Emerson String Quartet returning to Ann Arbor for classic Mozart works

By Susan Isaacs Nisbett

091111_EMERSON.jpg

The Emerson String Quartet returns to Ann Arbor next Sunday.

When the esteemed Emerson String Quartet returns to Ann Arbor Sunday afternoon to kick off the University Musical Society’s Chamber Arts Series, the fare is the ultimate: the last three Mozart string quartets, plus the Mozart Adagio and Fugue in C Minor, K. 546. There are reasons aplenty why the last should be first on this concert by an ensemble many consider first in its field. The Emersons made these “King of Prussia” quartets—so called for their association with musical monarch Frederick William II—the first project for their new recording label, Sony. The CD is due out in November.

Surprisingly, the Emersons—Eugene Drucker and Philip Setzer, violin; Lawrence Dutton, viola; and David Finckel, cello—have never recorded these quartets before.

PREVIEW

Emerson String Quartet

  • Who: Highly esteemed chamber-music ensemble.
  • What: The late Mozart quartets ("King of Prussia") and the Adagio and Fugue in C Minor.
  • Where: Rackham Auditorium, 915 E. Washington St.
  • When: Sunday, Sept. 18, 4 p.m.
  • How much: $24-$52. Tickets available from the UMS Ticket Office in the Michigan League, 734-764-2538, and online at ums.org.
By 1991, when the world commemorated the 200th anniversary of Mozart’s death with abundant concerts and festivals, the Emerson had completed recording the six Mozart “Haydn” quartets—Nos. 14-19 of Mozart’s 23 total—a project the group began in 1988 for Deutsche Grammophon. The six “Haydn” quartets, especially the famous “Hunt” and “Dissonance” quartets, have continued to be a cornerstone of their concert repertoire. But as far as recording goes, violinist Drucker said in a recent phone conversation, “We basically have not recorded any important Mozart in 20 years.”
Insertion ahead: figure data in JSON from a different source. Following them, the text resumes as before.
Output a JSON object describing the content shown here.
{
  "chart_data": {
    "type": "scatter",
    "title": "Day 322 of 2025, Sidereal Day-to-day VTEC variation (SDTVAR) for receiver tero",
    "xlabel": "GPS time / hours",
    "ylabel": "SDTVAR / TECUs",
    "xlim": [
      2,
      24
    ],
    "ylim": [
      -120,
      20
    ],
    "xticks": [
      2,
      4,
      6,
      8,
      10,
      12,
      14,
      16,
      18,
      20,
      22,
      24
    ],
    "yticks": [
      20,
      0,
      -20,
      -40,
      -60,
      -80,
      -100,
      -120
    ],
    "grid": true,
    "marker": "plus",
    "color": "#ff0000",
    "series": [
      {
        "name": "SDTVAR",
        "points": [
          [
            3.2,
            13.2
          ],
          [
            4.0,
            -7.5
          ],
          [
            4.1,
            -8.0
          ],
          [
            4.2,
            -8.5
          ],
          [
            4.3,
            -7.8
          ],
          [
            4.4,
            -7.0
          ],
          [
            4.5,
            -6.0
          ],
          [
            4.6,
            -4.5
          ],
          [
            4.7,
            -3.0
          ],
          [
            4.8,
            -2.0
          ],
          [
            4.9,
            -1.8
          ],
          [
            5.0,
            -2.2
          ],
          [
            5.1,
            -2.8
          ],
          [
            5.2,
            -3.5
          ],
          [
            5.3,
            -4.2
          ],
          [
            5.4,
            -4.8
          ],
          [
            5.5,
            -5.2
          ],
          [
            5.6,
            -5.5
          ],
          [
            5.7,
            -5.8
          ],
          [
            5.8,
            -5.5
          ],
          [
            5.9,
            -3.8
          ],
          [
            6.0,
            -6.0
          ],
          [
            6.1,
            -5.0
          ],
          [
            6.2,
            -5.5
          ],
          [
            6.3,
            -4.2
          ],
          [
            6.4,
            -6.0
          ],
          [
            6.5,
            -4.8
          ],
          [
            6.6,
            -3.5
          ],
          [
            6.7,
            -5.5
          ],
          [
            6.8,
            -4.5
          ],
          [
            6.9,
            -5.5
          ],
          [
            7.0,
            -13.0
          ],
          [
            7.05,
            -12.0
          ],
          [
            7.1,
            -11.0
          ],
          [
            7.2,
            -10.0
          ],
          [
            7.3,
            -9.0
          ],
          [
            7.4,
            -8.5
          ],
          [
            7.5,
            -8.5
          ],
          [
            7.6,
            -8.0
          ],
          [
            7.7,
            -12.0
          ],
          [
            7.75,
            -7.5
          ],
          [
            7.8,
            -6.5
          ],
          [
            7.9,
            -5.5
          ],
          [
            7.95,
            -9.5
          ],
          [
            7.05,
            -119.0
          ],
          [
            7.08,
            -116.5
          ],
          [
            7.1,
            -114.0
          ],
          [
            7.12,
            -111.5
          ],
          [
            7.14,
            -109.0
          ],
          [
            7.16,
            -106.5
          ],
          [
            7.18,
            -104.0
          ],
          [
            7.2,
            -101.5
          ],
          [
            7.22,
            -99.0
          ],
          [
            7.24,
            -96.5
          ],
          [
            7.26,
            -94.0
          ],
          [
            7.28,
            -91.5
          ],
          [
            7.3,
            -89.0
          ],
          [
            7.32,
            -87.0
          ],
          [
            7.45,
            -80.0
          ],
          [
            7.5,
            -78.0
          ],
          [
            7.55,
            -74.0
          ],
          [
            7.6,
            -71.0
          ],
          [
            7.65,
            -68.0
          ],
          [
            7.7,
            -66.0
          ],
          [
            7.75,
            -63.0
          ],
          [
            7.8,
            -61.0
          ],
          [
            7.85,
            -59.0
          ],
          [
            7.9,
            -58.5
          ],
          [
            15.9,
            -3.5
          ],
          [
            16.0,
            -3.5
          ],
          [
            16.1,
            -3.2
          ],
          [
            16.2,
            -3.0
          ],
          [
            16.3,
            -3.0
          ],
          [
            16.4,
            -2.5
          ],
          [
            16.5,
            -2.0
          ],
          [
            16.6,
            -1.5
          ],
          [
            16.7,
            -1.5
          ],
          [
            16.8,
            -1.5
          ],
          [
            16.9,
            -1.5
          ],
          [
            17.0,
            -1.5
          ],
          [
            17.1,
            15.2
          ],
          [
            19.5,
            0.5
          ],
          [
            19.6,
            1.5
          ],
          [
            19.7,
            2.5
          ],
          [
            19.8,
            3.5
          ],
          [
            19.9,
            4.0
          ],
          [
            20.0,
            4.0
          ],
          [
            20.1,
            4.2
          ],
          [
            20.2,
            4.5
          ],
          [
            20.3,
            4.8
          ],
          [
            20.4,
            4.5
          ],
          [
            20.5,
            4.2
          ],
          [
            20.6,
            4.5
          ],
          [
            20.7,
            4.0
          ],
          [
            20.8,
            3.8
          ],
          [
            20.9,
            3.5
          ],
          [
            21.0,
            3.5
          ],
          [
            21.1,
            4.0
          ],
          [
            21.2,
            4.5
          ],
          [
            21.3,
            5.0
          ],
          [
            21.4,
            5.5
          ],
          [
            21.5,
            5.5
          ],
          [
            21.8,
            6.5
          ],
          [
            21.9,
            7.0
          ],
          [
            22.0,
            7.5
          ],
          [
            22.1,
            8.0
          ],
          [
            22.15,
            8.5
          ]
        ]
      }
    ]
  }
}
“There was no intention behind that,” Drucker added. And the three King of Prussia quartets coming up Sunday have been in their repertoire since just about the time they learned the “Dissonance,” so they are old friends. The question arises whether these three last quartets—Mozart envisioned a set of six, but completed only the three, under monetary and personal duress—are a summation of sorts, in the manner of the late Beethoven or Schubert quartets.

“That’s not the case here with Mozart,” Drucker said. “It’s hard to point to an arc of progress from the Haydn quartets of the early 1780s to these quartets of 1789-90. It’s hard to say that these are more advanced than the others.”

Two things are different, though, as he sees it.

One is the prominence of the cello part. “That has something to do with Frederick,” he said, “who was a great amateur cellist and had one of the greatest cellists of Europe, Jean-Pierre Duport, in his employ. I assume Mozart did it to please him.”

The other thing that distinguishes these last quartets is their minuets, Drucker said. “Two of them—K. 589 and K. 590—have striking minuets that are far more developed than in the earlier quartets.”

Still, he said, “you can’t talk about ‘late style’ in the quartets the way you can talk about it in the last three Mozart symphonies, a few of the viola quintets or the last Da Ponte operas.” On the other hand, listening to these last quartets is an immersion in music “so beautiful and crystalline,” Drucker said. “It’s a master at the height of his powers.”